The Patchwork Around It

Altamira National Forest does not stand alone. It sits inside a mosaic of twelve sustainable-use areas and six fully protected ones, covering in total more than fourteen million hectares of adjacent forest. The fully protected neighbors include Amazonia, Jamanxim, Rio Novo, and Serra do Pardo national parks, plus the Nascentes da Serra do Cachimbo Biological Reserve and the Terra do Meio Ecological Station.
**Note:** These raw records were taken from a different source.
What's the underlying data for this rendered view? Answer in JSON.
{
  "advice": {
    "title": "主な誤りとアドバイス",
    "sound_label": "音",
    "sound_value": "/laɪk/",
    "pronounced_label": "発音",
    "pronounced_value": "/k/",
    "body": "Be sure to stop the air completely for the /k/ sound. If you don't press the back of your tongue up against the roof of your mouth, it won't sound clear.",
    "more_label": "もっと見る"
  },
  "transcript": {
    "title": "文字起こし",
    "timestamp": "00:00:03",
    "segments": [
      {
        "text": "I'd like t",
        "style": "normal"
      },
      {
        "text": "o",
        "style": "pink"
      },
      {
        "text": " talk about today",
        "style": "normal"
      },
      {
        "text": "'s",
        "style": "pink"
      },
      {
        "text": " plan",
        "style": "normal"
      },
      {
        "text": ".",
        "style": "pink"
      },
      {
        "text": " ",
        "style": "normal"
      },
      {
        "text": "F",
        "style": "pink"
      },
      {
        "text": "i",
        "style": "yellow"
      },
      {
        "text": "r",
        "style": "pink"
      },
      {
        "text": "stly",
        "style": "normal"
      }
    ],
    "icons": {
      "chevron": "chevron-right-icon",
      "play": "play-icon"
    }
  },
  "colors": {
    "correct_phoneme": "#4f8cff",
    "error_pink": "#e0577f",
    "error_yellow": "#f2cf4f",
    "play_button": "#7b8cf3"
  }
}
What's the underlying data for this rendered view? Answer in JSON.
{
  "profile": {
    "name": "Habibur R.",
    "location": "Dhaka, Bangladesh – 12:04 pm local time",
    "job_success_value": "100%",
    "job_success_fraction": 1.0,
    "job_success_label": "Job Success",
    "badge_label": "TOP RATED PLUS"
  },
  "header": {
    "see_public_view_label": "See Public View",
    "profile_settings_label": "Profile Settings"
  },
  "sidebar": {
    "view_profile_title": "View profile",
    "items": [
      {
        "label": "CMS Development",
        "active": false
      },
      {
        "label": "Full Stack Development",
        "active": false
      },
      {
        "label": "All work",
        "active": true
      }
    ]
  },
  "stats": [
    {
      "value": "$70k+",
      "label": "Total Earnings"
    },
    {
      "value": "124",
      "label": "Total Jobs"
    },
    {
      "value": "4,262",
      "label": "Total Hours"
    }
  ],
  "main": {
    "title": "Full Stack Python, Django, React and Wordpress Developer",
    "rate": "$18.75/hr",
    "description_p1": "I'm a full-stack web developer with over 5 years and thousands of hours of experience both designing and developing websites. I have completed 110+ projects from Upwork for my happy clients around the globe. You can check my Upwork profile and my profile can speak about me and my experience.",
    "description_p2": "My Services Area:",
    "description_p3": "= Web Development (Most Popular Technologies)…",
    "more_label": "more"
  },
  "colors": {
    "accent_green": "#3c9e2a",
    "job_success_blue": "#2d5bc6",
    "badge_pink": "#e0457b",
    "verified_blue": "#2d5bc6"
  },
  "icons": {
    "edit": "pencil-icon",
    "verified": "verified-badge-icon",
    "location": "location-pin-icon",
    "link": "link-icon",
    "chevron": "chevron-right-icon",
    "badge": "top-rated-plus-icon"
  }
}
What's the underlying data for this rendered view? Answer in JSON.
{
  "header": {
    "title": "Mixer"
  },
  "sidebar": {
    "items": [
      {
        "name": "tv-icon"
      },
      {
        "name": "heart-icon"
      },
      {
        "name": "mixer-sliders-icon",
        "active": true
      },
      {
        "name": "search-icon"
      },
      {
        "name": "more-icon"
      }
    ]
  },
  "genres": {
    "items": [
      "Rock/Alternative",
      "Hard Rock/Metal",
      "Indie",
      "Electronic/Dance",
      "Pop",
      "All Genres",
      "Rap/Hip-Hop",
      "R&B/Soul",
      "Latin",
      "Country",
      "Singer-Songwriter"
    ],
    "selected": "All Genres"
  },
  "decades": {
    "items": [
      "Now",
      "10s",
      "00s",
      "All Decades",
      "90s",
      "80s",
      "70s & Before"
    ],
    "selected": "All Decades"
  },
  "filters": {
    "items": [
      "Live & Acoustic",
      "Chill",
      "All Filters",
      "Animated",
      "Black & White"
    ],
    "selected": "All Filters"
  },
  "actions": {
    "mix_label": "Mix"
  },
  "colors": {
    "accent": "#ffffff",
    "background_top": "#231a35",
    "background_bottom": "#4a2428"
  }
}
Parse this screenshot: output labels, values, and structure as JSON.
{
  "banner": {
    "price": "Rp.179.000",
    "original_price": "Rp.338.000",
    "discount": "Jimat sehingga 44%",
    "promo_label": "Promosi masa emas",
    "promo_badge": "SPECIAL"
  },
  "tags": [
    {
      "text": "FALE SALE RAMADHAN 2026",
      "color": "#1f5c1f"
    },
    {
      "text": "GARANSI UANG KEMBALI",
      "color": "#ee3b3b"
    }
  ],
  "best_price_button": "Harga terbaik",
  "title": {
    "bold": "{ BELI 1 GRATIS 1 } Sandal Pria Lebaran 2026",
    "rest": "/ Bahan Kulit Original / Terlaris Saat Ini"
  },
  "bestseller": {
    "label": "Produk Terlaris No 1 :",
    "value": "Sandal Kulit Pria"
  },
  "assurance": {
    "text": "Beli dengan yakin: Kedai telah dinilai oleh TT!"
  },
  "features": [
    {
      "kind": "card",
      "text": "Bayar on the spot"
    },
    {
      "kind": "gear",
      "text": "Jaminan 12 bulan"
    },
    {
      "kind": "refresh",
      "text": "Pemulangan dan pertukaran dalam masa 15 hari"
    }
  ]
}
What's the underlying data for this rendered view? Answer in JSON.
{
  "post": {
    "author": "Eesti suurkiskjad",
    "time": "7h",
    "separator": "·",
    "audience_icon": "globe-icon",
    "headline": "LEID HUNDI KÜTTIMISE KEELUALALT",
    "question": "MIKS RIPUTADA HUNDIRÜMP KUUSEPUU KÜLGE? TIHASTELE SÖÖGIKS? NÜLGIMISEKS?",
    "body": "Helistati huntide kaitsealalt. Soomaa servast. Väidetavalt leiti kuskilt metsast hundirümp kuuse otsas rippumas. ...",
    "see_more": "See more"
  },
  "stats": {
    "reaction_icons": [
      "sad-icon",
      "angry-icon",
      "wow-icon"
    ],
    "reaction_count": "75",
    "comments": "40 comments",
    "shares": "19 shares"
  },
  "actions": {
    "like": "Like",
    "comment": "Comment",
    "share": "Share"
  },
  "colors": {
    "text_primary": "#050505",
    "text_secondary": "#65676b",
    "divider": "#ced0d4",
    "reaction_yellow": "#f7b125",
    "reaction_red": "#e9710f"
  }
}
The sustainable-use zone adds the Tapajos environmental protection area and the Altamira, Amana, Jamanxim, Trairao, Itaituba I, Itaituba II, and Tapajos national forests. From altitude, it looks like one continuous canopy - a green expanse interrupted only by rivers, occasional clearings, and the pale scar of BR-163 where it cuts north-south through the mosaic, bringing soybean trucks within reach of forest that was meant to be just out of range.

From the Air

Coordinates 6.03 S, 55.13 W. Recommended viewing altitude FL080-FL120 over continuous canopy. The forest straddles the divide between the Tapajos and Xingu basins - look for the Curuaes River winding east toward the Xingu system. Altitudes within the forest range from about 180 meters up to moderately higher ridges, but no dramatic topography. Nearest airports: Itaituba (SBIH) to the west, Altamira (SBHT) to the east, Cachimbo military airport (SBCC) to the south. Clear dry-season conditions (June-October) offer best visibility; wet season brings heavy buildups and frequent thunderstorms over the interior.